De acordo com Shi, na sua opinião, Xi muitas vezes age de forma irracional e até desafia o bom senso, levando estes subordinados a nutrir divergências privadas, e os conflitos entre eles e a administração Xi deverão intensificar-se ainda mais.
Os “Guerreiros Lobo” continuam a diplomacia da Guarda Vermelha
A “diplomacia dos guerreiros lobo” tem uma herança menos conhecida — a “diplomacia da Guarda Vermelha”.
Em março de 2021, a embaixada chinesa na França chamou publicamente um estudioso de um think tank francês de “hiena louca” que “ataca furiosamente a China” porque criticou a posição de Pequim em relação a Taiwan. No mesmo ano, um diplomata chinês no Paquistão, um adorador de Mao, disse no Twitter que a forma de lidar com os inimigos da China é mostrar-lhes o dedo do meio.
O falecido Huang Hua, ex-ministro das Relações Exteriores do PCCh de 1976 a 1982, disse em seu artigo “Diplomacia absurda durante a Revolução Cultural” que após o início da Revolução Cultural, quase todos os embaixadores e conselheiros do PCCh no exterior foram trazidos de volta para China, e muitos deles tornaram-se alvo de denúncias e duras repressões.
De repente, as embaixadas estrangeiras do PCCh não puderam funcionar normalmente, escreveu Huang. Sob a influência da ideologia ultra-esquerdista, o PCCh concentrou a sua propaganda em países estrangeiros na promoção do Pensamento Mao Tsé-Tung. Os enviados recém-empossados desrespeitaram as normas diplomáticas e educaram à força outros países que Pequim era o centro mundial das revoluções.
Em última análise, as suas ações agressivas levaram à deterioração das relações bilaterais com quase 30 dos mais de 40 países com os quais o PCCh estabeleceu relações diplomáticas ou quase diplomáticas, algumas até ao ponto de ruptura total, segundo Huang.
Sheng Xue, um ativista democrático baseado em Toronto e escritor sobre assuntos chineses, descreveu a política externa de Xi como brutal e de estilo autoritário.
“Na falta da capacidade de interagir sabiamente com o mundo exterior, a geração da Guarda Vermelha baseia-se nos princípios marxistas-leninistas de linha dura como estrutura para lidar com o mundo. Esta abordagem equivocada levou-nos a um confronto desenfreado com o mundo inteiro”, disse Sheng.
Sheng também disse que entre as gerações de líderes do PCCh, o estilo de Xi ajuda o mundo a ver o PCCh como ele é.
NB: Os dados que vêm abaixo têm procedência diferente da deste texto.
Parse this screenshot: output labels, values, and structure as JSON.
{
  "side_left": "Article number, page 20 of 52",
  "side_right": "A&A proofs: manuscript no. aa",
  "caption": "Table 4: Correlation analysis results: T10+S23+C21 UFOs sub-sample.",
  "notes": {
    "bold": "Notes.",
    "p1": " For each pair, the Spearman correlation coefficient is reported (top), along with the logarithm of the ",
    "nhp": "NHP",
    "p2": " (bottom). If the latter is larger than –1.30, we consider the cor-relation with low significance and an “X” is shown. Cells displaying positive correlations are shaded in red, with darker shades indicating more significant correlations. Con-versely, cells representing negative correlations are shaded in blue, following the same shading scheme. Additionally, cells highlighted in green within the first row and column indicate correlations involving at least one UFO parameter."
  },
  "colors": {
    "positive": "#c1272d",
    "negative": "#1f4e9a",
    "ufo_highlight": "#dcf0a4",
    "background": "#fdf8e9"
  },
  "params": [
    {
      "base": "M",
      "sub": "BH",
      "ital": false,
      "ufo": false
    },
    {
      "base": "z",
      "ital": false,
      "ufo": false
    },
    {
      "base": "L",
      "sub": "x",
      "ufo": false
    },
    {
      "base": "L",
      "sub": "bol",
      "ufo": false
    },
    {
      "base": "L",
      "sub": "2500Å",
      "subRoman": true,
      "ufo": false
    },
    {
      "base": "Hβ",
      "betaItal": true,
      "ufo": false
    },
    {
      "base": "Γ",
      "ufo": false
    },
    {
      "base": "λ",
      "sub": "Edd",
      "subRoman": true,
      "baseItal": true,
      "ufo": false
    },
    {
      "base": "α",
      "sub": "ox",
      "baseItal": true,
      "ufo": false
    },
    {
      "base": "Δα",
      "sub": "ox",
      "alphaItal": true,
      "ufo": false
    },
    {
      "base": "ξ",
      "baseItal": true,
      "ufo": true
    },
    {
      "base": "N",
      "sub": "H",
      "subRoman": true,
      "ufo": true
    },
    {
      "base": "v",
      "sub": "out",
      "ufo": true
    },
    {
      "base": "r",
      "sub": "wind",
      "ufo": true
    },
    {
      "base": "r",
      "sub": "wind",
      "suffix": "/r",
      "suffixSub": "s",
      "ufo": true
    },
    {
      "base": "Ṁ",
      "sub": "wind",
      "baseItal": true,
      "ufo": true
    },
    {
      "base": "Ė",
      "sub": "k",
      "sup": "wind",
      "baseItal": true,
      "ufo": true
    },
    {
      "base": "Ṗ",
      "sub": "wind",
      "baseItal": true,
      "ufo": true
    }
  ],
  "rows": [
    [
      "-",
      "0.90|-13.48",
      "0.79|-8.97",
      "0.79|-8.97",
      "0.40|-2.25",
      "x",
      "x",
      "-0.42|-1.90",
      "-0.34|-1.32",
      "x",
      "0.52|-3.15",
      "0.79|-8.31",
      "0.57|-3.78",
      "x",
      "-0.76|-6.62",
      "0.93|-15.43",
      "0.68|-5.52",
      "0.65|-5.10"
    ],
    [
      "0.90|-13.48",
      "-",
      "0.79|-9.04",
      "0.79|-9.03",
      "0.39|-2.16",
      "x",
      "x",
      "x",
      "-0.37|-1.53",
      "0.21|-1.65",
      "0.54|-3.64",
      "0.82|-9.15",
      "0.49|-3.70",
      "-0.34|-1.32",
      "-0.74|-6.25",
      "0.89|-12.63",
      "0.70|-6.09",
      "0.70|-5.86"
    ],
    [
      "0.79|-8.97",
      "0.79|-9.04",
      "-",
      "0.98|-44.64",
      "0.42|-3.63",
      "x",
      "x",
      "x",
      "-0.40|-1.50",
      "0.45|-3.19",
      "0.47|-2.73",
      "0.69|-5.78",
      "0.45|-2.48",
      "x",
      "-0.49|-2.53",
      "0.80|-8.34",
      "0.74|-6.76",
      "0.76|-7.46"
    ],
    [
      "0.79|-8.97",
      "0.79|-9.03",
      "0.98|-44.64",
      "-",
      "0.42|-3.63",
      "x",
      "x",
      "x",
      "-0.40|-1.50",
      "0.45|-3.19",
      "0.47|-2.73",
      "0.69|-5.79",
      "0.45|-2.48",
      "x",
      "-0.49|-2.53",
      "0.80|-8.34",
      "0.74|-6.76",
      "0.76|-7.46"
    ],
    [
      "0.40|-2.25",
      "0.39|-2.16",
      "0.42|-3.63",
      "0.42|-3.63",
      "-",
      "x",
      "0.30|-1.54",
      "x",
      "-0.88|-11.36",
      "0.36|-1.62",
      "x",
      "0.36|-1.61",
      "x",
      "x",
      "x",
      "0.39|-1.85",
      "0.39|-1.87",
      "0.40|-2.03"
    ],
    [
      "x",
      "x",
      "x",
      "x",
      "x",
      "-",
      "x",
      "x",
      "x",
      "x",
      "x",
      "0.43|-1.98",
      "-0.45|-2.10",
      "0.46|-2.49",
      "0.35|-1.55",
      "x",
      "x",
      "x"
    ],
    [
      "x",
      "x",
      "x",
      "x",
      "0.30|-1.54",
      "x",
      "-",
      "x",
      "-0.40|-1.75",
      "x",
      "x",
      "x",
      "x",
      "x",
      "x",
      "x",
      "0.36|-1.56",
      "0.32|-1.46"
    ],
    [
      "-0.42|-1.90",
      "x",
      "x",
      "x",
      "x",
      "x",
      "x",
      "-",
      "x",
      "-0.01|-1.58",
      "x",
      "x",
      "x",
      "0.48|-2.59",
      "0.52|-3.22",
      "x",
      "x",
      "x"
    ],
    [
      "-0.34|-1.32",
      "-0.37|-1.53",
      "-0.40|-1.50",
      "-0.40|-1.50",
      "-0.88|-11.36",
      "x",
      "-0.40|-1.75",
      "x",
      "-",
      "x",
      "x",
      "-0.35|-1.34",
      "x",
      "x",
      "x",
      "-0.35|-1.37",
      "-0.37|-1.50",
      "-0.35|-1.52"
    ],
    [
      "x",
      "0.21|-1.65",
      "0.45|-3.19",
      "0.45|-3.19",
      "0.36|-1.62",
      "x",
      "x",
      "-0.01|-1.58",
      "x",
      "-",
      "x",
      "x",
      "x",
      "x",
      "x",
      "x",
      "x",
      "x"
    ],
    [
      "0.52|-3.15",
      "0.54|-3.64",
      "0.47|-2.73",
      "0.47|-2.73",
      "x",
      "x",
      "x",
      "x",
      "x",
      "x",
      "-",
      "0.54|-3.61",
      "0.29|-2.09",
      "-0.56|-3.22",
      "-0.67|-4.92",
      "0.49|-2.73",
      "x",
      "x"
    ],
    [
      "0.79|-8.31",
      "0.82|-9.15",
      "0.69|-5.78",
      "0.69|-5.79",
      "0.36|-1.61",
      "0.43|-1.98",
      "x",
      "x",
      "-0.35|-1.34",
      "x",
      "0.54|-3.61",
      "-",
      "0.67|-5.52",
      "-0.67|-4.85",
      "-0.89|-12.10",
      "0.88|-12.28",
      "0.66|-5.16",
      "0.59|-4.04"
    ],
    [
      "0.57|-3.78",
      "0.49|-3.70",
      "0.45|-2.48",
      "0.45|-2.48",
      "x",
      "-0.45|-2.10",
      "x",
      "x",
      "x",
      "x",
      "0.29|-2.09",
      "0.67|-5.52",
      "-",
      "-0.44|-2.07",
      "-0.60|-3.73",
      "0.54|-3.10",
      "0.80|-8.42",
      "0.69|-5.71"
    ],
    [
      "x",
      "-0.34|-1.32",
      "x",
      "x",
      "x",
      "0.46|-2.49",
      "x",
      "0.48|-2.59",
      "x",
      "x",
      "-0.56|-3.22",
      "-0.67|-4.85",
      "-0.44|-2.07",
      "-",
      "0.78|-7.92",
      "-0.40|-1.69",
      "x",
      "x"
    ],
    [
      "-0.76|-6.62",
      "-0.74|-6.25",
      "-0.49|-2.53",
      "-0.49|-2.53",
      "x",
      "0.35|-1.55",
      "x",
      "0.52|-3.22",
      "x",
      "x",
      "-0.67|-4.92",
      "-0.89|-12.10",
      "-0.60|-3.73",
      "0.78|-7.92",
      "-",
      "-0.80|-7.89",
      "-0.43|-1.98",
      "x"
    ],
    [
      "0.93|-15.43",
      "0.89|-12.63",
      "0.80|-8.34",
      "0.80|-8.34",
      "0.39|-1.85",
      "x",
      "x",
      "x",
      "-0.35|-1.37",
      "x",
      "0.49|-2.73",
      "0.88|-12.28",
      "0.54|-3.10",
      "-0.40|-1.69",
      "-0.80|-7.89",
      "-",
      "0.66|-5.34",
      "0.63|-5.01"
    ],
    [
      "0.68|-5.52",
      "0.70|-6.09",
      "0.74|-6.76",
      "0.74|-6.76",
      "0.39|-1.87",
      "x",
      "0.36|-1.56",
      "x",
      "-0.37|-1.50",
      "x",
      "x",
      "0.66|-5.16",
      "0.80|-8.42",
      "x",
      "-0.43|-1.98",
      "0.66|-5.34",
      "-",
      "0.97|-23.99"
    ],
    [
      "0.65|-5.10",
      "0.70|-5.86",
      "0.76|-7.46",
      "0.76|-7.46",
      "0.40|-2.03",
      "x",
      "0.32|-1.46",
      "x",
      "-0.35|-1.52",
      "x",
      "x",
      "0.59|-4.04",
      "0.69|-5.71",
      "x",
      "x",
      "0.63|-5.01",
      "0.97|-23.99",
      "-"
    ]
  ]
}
Uma oportunidade para a China
Deng, que se tornou líder supremo logo após o fim da Revolução Cultural, foi vítima da convulsão política.
Ele caiu em desgraça política na década de 1960 por defender reformas econômicas que colidiam com a visão de Mao e foi forçado a renunciar a todos os seus cargos. Sua família, como muitas outras, sofreu durante esse período turbulento. O seu filho mais velho, Deng Pufang, foi particularmente afetado – os Guardas Vermelhos espancaram-no severamente e depois atiraram-no pela janela, deixando-o paralisado da cintura para baixo.
Apesar desta tragédia pessoal, Deng evitou qualquer crítica extensiva a Mao. Em vez disso, procurou manter a estabilidade política preservando a imagem de Mao como um “grande líder” que estava “70% certo e 30% errado”.
Shi acredita que a abordagem pragmática de Deng teve um impacto negativo – privou o povo chinês da oportunidade de refletir verdadeiramente sobre a Revolução Cultural.
Agora, Shi vê uma nova abertura para a China.
“Song Binbin, uma figura icônica dos Guardas Vermelhos, morreu. A sua morte assinala o início da saída gradual daquela geração do cenário mundial”, disse ele.
“Espero que isso possa oferecer à juventude da China uma oportunidade de se libertar do fantasma da Revolução Cultural”.